Average annual growth is strongest in public and private housing, at 7.7% and 7.9% respectively. The 2006-2009 South East Regional Housing Strategy has identified a considerable shortage of affordable housing, indicating a likelihood of significant activity in public sector housing, while a strengthening market and forecast underlying demand suggests continuing upward pressure on new house building in the private sector.
New work is forecast to grow by 5%, whereas work in the repair and maintenance sector is only set to grow by an average 1.3% a year, dampening overall growth in the South East as it represents 51% of all construction output in the region.
Construction employment in the South East should reach 382,000 in 2011, representing a 12.1% increase on 2007 levels and a rise in its share of total UK construction employment from 13.1% in 2007 to 13.5%. Growth in trade employment is forecast to reach 12.7% in 2011, much stronger than for professionals (7.5%).
Annual growth in recruitment of 4% on 2007 levels is required on average to meet anticipated demand in the South East. This works out at 13,560 new construction workers each year, including 1,840 for wood trades and interior fit-out, 1,770 professional and technical staff, 1,630 for electrical trades and installation, 1,350 construction managers and 1,290 other office-based staff.

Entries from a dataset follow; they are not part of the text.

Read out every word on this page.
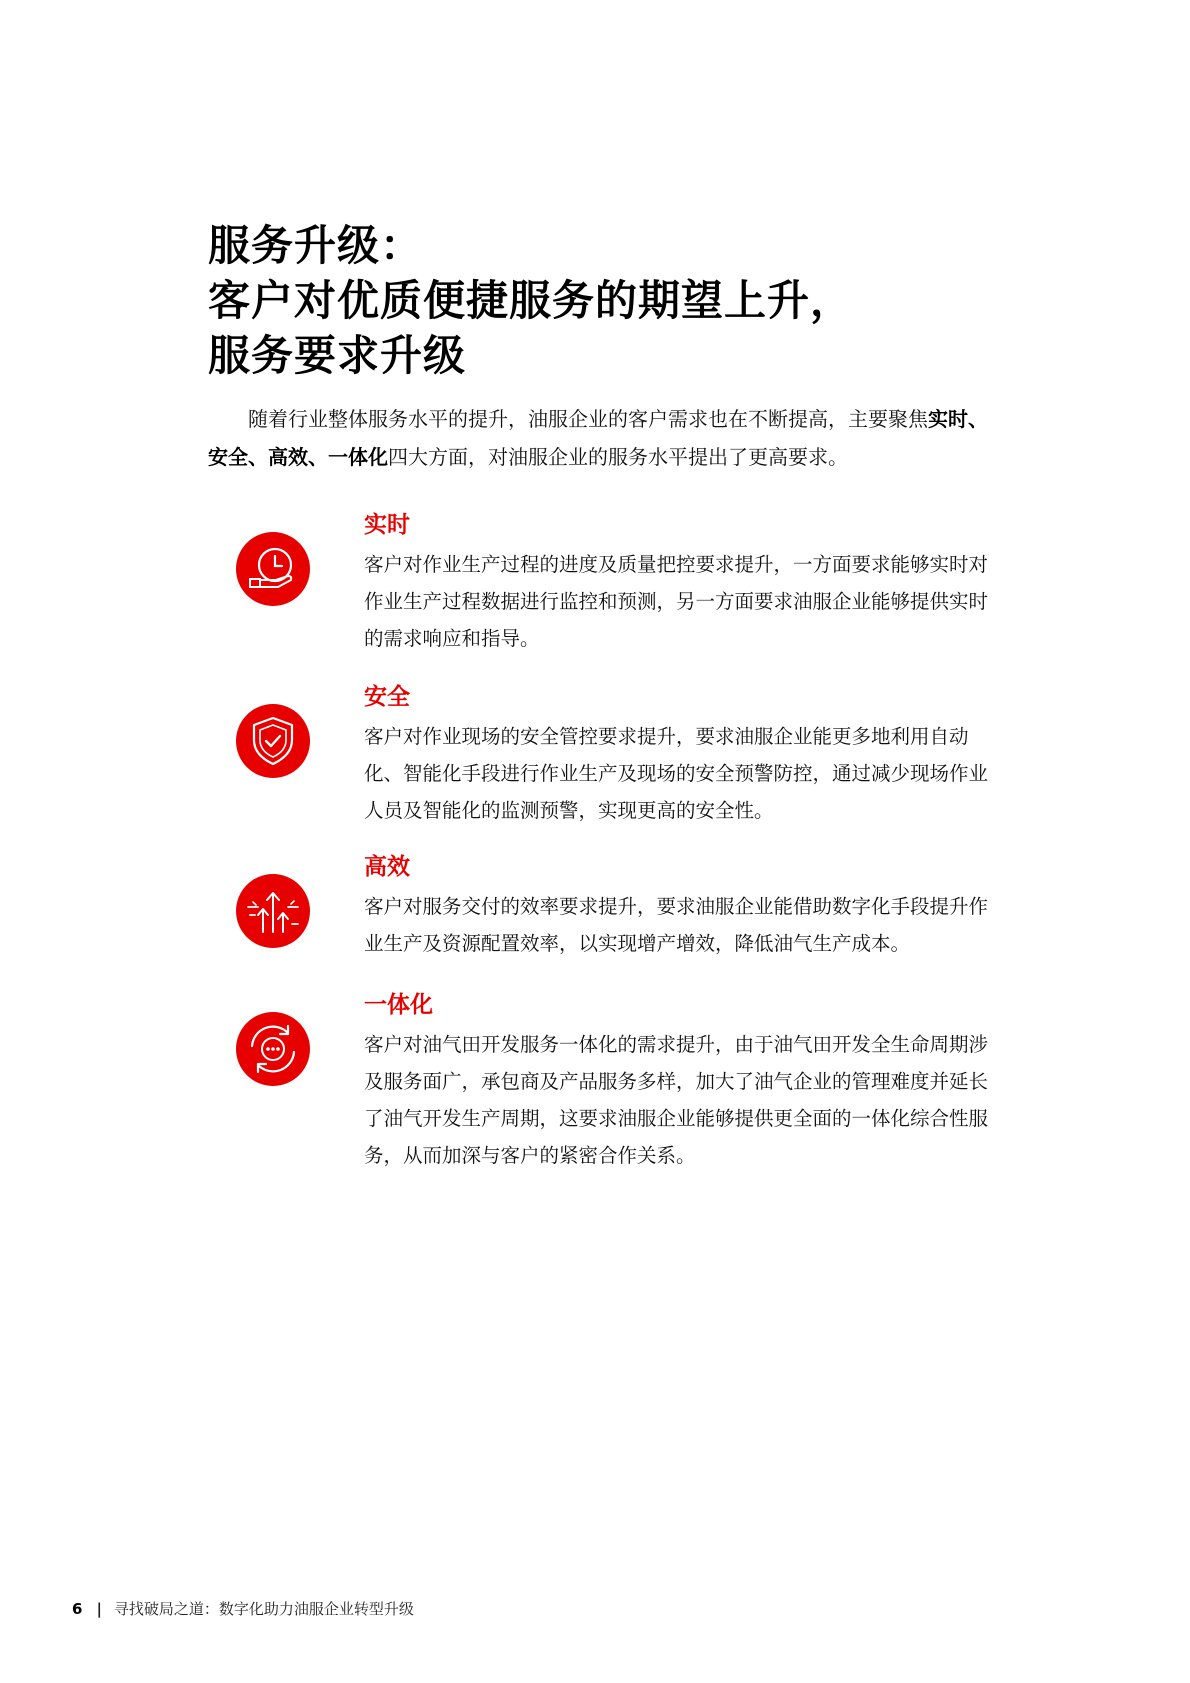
服务升级：
客户对优质便捷服务的期望上升，
服务要求升级
随着行业整体服务水平的提升，油服企业的客户需求也在不断提高，主要聚焦实时、安全、高效、一体化四大方面，对油服企业的服务水平提出了更高要求。
实时
客户对作业生产过程的进度及质量把控要求提升，一方面要求能够实时对作业生产过程数据进行监控和预测，另一方面要求油服企业能够提供实时的需求响应和指导。
安全
客户对作业现场的安全管控要求提升，要求油服企业能更多地利用自动化、智能化手段进行作业生产及现场的安全预警防控，通过减少现场作业人员及智能化的监测预警，实现更高的安全性。
高效
客户对服务交付的效率要求提升，要求油服企业能借助数字化手段提升作业生产及资源配置效率，以实现增产增效，降低油气生产成本。
一体化
客户对油气田开发服务一体化的需求提升，由于油气田开发全生命周期涉及服务面广，承包商及产品服务多样，加大了油气企业的管理难度并延长了油气开发生产周期，这要求油服企业能够提供更全面的一体化综合性服务，从而加深与客户的紧密合作关系。
6 | 寻找破局之道：数字化助力油服企业转型升级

One of the biggest challenges in developing the necessary skills in the South East is the relatively high level of self-employment in the industry and the migratory nature of the workforce. But the new Skills Academy initiative that focuses on a site-based approach will help address this challenge by focusing on training through the supply chain.
The first Academy site in the South East launched last month in South Ashford, Kent on a major residential regeneration scheme and will see the construction of 442 homes over a five-year period. Further Academy sites will follow in the region over the next few years and with the take up of ConstructionSkills grant-aided training plans in the South East up by 87% in the last year the prospects for addressing skills issues in the region are very encouraging.
ConstructionSkills is already working on the forecast for 2008-2012 which will be published early next year.